The day Investec signed the three-year sponsorship deal for the Derby meeting was not just a good one for the Epsom management team but for British racing in general.
Anyone who has read the ‘Talking To’ feature in the June issue of Thoroughbred Owner & Breeder cannot fail to be impressed by the passion and enthusiasm for racing and breeding espoused by Investec’s Managing Director Bernard Kantor, and his company has done much to raise the profile of the blue riband with an extensive and classy marketing campaign alongside its sponsorship commitment.
Kantor has had a long-term and global connection with the sport and he will doubtless have enjoyed the result of the Investec Oaks more than any other race during the excellent two days of racing on the Epsom Downs. The winner, Dancing Rain, was trained by his good friend William Haggas for Martin and Lee Taylor, but Haggas and Kantor have also enjoyed much success together on the track via the likes of Count Dubois, King’s Apostle and the half-siblings Moon Dazzle and Dupont. The last three named were all bred by Kantor under his Wentworth Racing banner.

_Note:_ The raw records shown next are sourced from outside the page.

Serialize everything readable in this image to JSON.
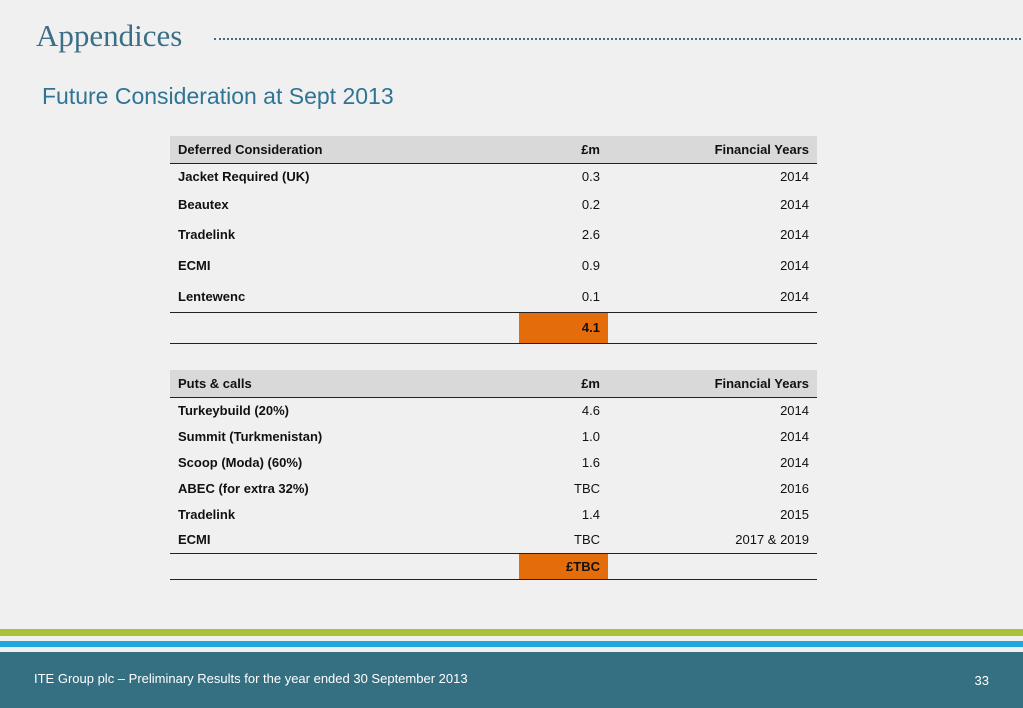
{
  "slide": {
    "title": "Appendices",
    "subtitle": "Future Consideration at Sept 2013"
  },
  "deferred": {
    "headers": [
      "Deferred Consideration",
      "£m",
      "Financial Years"
    ],
    "rows": [
      [
        "Jacket Required (UK)",
        "0.3",
        "2014"
      ],
      [
        "Beautex",
        "0.2",
        "2014"
      ],
      [
        "Tradelink",
        "2.6",
        "2014"
      ],
      [
        "ECMI",
        "0.9",
        "2014"
      ],
      [
        "Lentewenc",
        "0.1",
        "2014"
      ]
    ],
    "total": "4.1"
  },
  "puts_calls": {
    "headers": [
      "Puts & calls",
      "£m",
      "Financial Years"
    ],
    "rows": [
      [
        "Turkeybuild (20%)",
        "4.6",
        "2014"
      ],
      [
        "Summit (Turkmenistan)",
        "1.0",
        "2014"
      ],
      [
        "Scoop (Moda) (60%)",
        "1.6",
        "2014"
      ],
      [
        "ABEC (for extra 32%)",
        "TBC",
        "2016"
      ],
      [
        "Tradelink",
        "1.4",
        "2015"
      ],
      [
        "ECMI",
        "TBC",
        "2017 & 2019"
      ]
    ],
    "total": "£TBC"
  },
  "footer": {
    "text": "ITE Group plc – Preliminary Results for the year ended 30 September 2013",
    "page_number": "33"
  },
  "colors": {
    "title": "#3c6e86",
    "total_highlight": "#e46c0a",
    "stripe_green": "#a9c23a",
    "stripe_blue": "#21a7e0",
    "footer_bg": "#346f82"
  }
}
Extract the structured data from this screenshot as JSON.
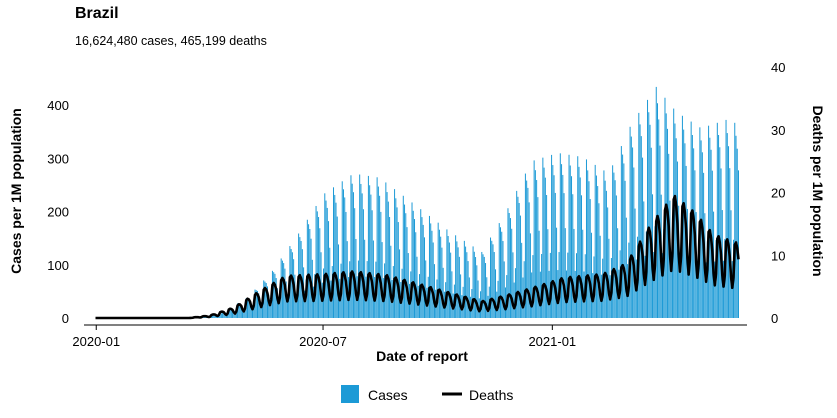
{
  "title": "Brazil",
  "subtitle": "16,624,480 cases, 465,199 deaths",
  "colors": {
    "cases": "#1c9ad6",
    "deaths": "#000000"
  },
  "chart_data": {
    "type": "bar",
    "title": "Brazil",
    "subtitle": "16,624,480 cases, 465,199 deaths",
    "xlabel": "Date of report",
    "ylabel_left": "Cases per 1M population",
    "ylabel_right": "Deaths per 1M population",
    "x_range": [
      "2019-12-31",
      "2021-05-30"
    ],
    "x_ticks": [
      "2020-01",
      "2020-07",
      "2021-01"
    ],
    "ylim_left": [
      0,
      470
    ],
    "yticks_left": [
      0,
      100,
      200,
      300,
      400
    ],
    "ylim_right": [
      0,
      40
    ],
    "yticks_right": [
      0,
      10,
      20,
      30,
      40
    ],
    "legend": {
      "position": "bottom",
      "entries": [
        "Cases",
        "Deaths"
      ]
    },
    "grid": false,
    "series": [
      {
        "name": "Cases",
        "type": "bar",
        "axis": "left",
        "weekly_pattern": "daily bars oscillate with a strong 7-day reporting cycle",
        "anchors": [
          {
            "date": "2019-12-31",
            "value": 0
          },
          {
            "date": "2020-03-01",
            "value": 0
          },
          {
            "date": "2020-03-20",
            "value": 1
          },
          {
            "date": "2020-04-10",
            "value": 6
          },
          {
            "date": "2020-05-01",
            "value": 25
          },
          {
            "date": "2020-05-20",
            "value": 55
          },
          {
            "date": "2020-06-10",
            "value": 100
          },
          {
            "date": "2020-07-01",
            "value": 150
          },
          {
            "date": "2020-07-25",
            "value": 175
          },
          {
            "date": "2020-08-15",
            "value": 170
          },
          {
            "date": "2020-09-10",
            "value": 140
          },
          {
            "date": "2020-10-10",
            "value": 105
          },
          {
            "date": "2020-11-05",
            "value": 80
          },
          {
            "date": "2020-11-25",
            "value": 130
          },
          {
            "date": "2020-12-15",
            "value": 190
          },
          {
            "date": "2021-01-05",
            "value": 200
          },
          {
            "date": "2021-01-25",
            "value": 195
          },
          {
            "date": "2021-02-15",
            "value": 175
          },
          {
            "date": "2021-03-05",
            "value": 235
          },
          {
            "date": "2021-03-25",
            "value": 280
          },
          {
            "date": "2021-04-10",
            "value": 250
          },
          {
            "date": "2021-04-30",
            "value": 230
          },
          {
            "date": "2021-05-20",
            "value": 240
          },
          {
            "date": "2021-05-30",
            "value": 235
          }
        ]
      },
      {
        "name": "Deaths",
        "type": "line",
        "axis": "right",
        "weekly_pattern": "line oscillates with a 7-day reporting cycle",
        "anchors": [
          {
            "date": "2019-12-31",
            "value": 0
          },
          {
            "date": "2020-03-15",
            "value": 0
          },
          {
            "date": "2020-04-01",
            "value": 0.3
          },
          {
            "date": "2020-04-20",
            "value": 1.2
          },
          {
            "date": "2020-05-10",
            "value": 3.0
          },
          {
            "date": "2020-06-01",
            "value": 4.8
          },
          {
            "date": "2020-07-01",
            "value": 5.0
          },
          {
            "date": "2020-07-25",
            "value": 5.3
          },
          {
            "date": "2020-08-20",
            "value": 4.9
          },
          {
            "date": "2020-09-15",
            "value": 3.9
          },
          {
            "date": "2020-10-15",
            "value": 2.7
          },
          {
            "date": "2020-11-05",
            "value": 1.9
          },
          {
            "date": "2020-11-25",
            "value": 2.6
          },
          {
            "date": "2020-12-15",
            "value": 3.4
          },
          {
            "date": "2021-01-10",
            "value": 4.6
          },
          {
            "date": "2021-02-10",
            "value": 5.0
          },
          {
            "date": "2021-03-01",
            "value": 6.2
          },
          {
            "date": "2021-03-20",
            "value": 10.5
          },
          {
            "date": "2021-04-08",
            "value": 14.0
          },
          {
            "date": "2021-04-25",
            "value": 12.0
          },
          {
            "date": "2021-05-10",
            "value": 9.5
          },
          {
            "date": "2021-05-30",
            "value": 8.5
          }
        ]
      }
    ]
  }
}
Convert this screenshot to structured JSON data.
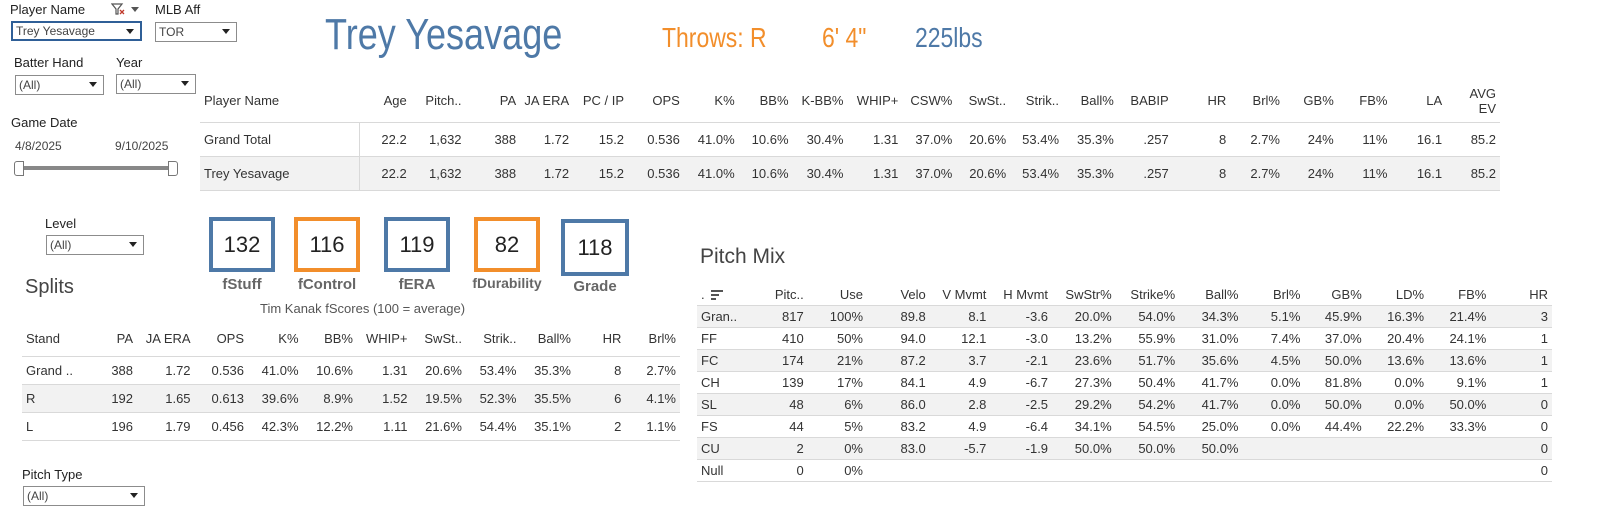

“The late Laurie Jaffee recommended me as a trainer to Bernard and the first horse I trained for him was Main Street back in 1997,” says Haggas, still hoarse from roaring home Dancing Rain more than 48 hours after her Classic success. “He’s a wonderful man to train for and he was thrilled that we won the Oaks.”
Despite having a 100% strike rate with his runners in Epsom Classics – Dancing Rain having added to Shaamit’s 1996 Derby win – Haggas’s greatest regret is South Easter’s late defection from the Derby line-up in 2009, the first year of Investec’s sponsorship. The Galileo colt is owned in partnership by Kantor and Marcus Jooste.
The trainer says: “From my point of view, preparing South Easter to run in the Investec Derby was like Sir Michael Stoute preparing Carlton House. When he scoped badly and I had to give Bernard the bad news, he said simply, ‘You have to do what’s right for the horse’. He didn’t even flinch and I know how desperately he wanted a runner in the Derby.”
Kantor was not the only one close to Haggas delighted to see Dancing Rain earn her Group 1 laurels. The trainer’s wife, Maureen, who, as a daughter of Lester Piggott must have a genetic pull towards Epsom, was the filly’s regular rider at home until an accident in early May left her with a broken leg.
“Maureen was just putting Dancing Rain through our practice stalls at home and she jumped awkwardly and the filly went one way and Maureen the other,” recalls Haggas. “It was the day after her 50th birthday so I teased her that old women shouldn’t be riding racehorses but it’s been incredibly frustrating for her not to be able to ride Dancing Rain in the build up to the race.”
Judging by the broad grin on Mrs Haggas’s face as she hopped on one crutch in the wake of their Oaks winner on Friday afternoon, she has long since forgiven both Dancing Rain and her husband for his unfortunate sense of humour.